Dari beberapa fakta dan data yang ada, Indonesia telah mengalami berbagai bencana yang menyebabkan kerugian jiwa dan materi yang besar yang akan terus berulang kejadiannya (lihat tabel. 1 di bawah). Tatanan geologi dan tektonik Indonesia membentuk jalur gempa dan jalur gunungapi dengan ribuan titik pusat gempa dan ratusan gunung api yang pernah dan terus berpotensi untuk menjadi ancaman. Gerakan seismik yang kemudian menimbulkan gempa tektonik disebabkan oleh pergeseran di dalam perut bumi. Pusat gempa dangkal (0-85 km) dan kedalaman sedang (185-300 km) banyak terdapat di Pulau Sumatra, Jawa, Nusa Tenggara, Sulawesi, Maluku, dan Irian Jaya. Pusat gempa yang dalam terdapat di Pulau Sumatera dan Jawa. Di berbagai daerah pantai, gempa bumi kerap kali diikuti tsunami seperti yang terjadi di Flores (1992), Biak (1996), Aceh (2004), dan Pangandaran (2007) yang mengakibatkan banyaknya korban jiwa dan kerusakan harta benda.

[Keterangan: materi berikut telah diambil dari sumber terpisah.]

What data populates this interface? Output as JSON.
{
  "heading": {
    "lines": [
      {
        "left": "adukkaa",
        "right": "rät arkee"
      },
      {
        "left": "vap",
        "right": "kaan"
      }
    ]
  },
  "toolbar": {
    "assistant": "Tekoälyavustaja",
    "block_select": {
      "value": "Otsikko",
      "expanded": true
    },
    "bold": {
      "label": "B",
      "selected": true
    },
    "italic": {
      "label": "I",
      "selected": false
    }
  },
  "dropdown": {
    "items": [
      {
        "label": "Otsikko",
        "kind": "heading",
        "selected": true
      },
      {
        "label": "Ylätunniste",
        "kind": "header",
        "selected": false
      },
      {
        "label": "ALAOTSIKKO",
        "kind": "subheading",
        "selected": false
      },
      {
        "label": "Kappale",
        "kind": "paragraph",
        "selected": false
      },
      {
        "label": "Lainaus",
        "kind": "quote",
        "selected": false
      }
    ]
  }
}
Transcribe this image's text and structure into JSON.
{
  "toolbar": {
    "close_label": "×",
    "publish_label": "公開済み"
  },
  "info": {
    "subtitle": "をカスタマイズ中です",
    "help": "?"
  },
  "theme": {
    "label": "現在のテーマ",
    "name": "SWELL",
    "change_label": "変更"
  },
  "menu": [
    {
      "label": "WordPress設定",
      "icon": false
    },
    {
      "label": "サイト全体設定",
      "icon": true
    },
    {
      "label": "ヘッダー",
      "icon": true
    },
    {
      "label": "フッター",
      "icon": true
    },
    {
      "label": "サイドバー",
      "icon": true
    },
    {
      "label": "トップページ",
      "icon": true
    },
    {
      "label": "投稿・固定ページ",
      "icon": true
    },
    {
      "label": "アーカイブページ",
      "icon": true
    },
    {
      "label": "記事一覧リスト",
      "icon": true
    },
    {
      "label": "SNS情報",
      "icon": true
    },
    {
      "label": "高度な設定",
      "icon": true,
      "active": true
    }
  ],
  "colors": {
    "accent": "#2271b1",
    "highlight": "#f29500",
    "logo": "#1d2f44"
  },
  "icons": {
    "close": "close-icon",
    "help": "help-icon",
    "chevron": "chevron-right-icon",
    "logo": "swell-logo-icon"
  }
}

Tabel. 1. Kejadian Bencana di Indonesia Tahun 2004 dan 2005
THN/ LOKASI
BENCANA 2004 2005
Kab/Kota Provinsi Kab/Kota Provinsi
Banjir 13 8 16 10
Gempa Bumi 9 7 12 5
Gempa Bumi & Tsunami 14 2
Tanah Longsor 9 6
Banjir Bandang 13 6 1 1
Letusan Vulkanik 3 2 1 1
Badai 5 4
Sumber: Djoko Kirmanto ( 2006 )
Rangkaian gunungapi membentang dari Pulau Sumatera, Jawa, Bali, Nusa Tenggara, Kepulauan di laut Banda, dan Pulau Sulawesi yang merupakan daerah gunung api terpanjang di dunia yang sejak dulu menjadi ancaman yang sewaktu-waktu terjadi. Di Indonesia terdapat 129 gunungapi aktif, 70 buah di antaranya menjadi ancaman dan ada 500 buah tidak aktif, sebagian penduduk tinggal di sekitar daerah ancaman gunungapi ini. Karakter klimatologi dan meteorologi Indonesia menimbulkan pertukaran musim yang diwarnai depresi tropis sampai dengan badai dan angin topan. Topografi yang bergunung-gunung dan lembah dengan berbagai ngarai dan sungai berpotensi untuk mengalami banjir, longsor, dan erosi. Berdasarkan catatan kejadian bencana, daerah yang sangat rawan longsor adalah sepanjang pegunungan Bukit Barisan di Sumatera dan pegunungan di Jawa, Sulawesi, dan Nusa Tenggara (Kodoatie & Roestam Sjarief, 2006).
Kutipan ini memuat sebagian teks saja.